I failed a lot. I still do. My book sales still aren’t what I hoped they would be after this many years doing it. I even joked on social media recently that my royalty payments and sales rank need to change places, because I’m frustrated by not seeing “#1” by my book titles on Amazon. But I’m glad I’m on the journey, because another thing I’ve learned is that fortune favors the persistent. I’m no Stephen King or J.K. Rowling, but I do reach more people with my writing than I do with my day job, and outreach to entertain and inspire is the true goal whether it puts fat stacks of cash in the bank or not. I would have missed a lot of opportunity and probably would have failed if I wanted until after retirement to start writing again – and how many ideas would have been wasted? I realized yesterday that I’ve published 20 books on Amazon, and that doesn’t count articles, contributions to anthologies, blogs, social media posts, book reviews, contests, and various other things online and in magazines. I’m not rich or famous but at least it exists, and that means more to me than regret over missed opportunities. The foundation is built, and there’s potential for growth. That wouldn’t exist if I had disobeyed the prompting of the Spirit and gone my own way.

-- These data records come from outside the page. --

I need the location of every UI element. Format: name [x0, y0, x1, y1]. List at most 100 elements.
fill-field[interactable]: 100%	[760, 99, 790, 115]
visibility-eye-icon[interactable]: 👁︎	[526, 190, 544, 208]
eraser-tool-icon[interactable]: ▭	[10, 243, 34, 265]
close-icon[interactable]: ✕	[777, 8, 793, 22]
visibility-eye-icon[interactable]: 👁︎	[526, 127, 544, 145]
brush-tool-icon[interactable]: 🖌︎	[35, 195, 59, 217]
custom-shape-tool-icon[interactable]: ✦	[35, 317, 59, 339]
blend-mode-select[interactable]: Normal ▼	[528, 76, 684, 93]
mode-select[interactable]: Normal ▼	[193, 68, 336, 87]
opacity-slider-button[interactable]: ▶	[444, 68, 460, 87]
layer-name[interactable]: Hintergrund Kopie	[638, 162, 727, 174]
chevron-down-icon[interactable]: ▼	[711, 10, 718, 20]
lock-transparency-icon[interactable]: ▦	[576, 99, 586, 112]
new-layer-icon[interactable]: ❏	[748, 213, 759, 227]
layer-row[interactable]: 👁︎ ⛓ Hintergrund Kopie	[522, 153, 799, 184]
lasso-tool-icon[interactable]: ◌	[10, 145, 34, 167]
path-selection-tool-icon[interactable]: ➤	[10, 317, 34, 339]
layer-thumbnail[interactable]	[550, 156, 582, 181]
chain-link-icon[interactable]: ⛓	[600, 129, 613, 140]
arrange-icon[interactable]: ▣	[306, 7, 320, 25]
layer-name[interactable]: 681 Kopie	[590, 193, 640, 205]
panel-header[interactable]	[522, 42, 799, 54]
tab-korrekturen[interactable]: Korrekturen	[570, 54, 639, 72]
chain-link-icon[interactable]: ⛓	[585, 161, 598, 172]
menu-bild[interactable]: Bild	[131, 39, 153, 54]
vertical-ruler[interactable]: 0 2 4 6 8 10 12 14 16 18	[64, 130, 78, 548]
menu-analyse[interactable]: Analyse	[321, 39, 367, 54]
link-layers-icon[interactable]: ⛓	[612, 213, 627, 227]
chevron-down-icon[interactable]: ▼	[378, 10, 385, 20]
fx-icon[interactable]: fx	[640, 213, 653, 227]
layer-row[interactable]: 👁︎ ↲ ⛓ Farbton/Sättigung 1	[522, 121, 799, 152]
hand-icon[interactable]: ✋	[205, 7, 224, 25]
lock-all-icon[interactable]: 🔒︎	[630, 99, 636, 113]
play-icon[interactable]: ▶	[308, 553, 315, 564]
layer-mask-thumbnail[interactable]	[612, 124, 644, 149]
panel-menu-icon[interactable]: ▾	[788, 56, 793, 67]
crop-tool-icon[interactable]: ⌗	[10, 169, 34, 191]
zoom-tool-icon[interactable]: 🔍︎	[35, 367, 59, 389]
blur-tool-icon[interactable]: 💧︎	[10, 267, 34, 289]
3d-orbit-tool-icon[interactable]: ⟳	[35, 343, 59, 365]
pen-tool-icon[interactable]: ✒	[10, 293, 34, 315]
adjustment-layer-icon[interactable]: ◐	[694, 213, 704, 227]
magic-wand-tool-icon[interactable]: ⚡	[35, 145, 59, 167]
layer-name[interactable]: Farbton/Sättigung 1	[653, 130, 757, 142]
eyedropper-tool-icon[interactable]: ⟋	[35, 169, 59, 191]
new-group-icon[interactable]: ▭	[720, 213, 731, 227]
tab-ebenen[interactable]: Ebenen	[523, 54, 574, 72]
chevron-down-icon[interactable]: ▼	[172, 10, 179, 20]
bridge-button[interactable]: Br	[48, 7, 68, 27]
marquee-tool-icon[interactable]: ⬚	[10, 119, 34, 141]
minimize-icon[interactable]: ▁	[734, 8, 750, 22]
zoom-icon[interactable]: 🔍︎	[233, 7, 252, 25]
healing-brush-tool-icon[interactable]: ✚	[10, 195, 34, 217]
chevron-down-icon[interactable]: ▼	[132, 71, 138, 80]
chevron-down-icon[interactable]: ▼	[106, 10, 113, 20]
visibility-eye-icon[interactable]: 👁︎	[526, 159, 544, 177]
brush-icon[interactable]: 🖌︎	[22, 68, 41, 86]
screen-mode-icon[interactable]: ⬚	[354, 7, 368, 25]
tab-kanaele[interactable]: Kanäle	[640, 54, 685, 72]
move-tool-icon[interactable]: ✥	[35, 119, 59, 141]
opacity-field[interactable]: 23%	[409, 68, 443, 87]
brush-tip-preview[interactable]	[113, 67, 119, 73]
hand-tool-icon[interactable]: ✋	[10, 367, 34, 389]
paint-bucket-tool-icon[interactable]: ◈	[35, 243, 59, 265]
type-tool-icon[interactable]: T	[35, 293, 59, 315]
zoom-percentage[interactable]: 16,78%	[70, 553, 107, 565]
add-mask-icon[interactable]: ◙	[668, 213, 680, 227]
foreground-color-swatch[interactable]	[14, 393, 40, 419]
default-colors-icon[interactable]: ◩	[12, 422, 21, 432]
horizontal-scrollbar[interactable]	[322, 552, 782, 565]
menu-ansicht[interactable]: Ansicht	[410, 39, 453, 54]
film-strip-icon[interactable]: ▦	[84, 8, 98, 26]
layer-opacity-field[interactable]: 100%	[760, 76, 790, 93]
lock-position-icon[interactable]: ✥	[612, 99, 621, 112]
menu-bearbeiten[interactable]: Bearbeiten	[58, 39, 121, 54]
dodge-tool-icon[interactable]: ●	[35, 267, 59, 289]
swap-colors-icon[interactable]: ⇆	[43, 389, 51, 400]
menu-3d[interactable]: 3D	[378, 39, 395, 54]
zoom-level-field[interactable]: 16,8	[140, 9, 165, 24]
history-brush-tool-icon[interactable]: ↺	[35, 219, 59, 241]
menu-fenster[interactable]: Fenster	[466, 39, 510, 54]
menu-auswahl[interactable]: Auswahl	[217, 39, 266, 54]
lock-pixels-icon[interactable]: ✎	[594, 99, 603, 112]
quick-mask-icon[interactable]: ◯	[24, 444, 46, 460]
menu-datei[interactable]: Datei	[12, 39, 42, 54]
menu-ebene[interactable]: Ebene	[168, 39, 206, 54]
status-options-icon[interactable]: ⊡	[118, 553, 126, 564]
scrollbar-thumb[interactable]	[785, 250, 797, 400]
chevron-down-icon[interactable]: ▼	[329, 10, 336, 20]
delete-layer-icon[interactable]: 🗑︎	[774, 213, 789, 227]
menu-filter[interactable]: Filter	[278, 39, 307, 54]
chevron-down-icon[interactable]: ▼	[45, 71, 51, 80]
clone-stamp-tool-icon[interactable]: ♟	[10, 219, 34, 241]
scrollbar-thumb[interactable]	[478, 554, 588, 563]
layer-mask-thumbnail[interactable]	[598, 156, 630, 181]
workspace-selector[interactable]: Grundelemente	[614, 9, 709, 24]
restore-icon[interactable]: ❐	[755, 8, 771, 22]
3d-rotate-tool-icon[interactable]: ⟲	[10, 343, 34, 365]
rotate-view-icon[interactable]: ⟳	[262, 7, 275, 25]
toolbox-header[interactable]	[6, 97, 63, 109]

Nobody can tell you everything you need to know in life. Sometimes, you have to get out there and find it yourself. And sometimes, those are the most powerful lessons that lead to the best rewards. Education builds a foundation. Experience takes you where it will. Advice may go well or badly. But what you find yourself speaks to the heart, and usually is the right word in the right season to lead you in the right direction. Don’t doubt your ability to find your way. You’ll never go wrong if you walk in faith, prayer, and obedience to the Holy Spirit. Those prompting are always on time, and always highly individualized.
That’s all today. Take care, and have a great rest of the week.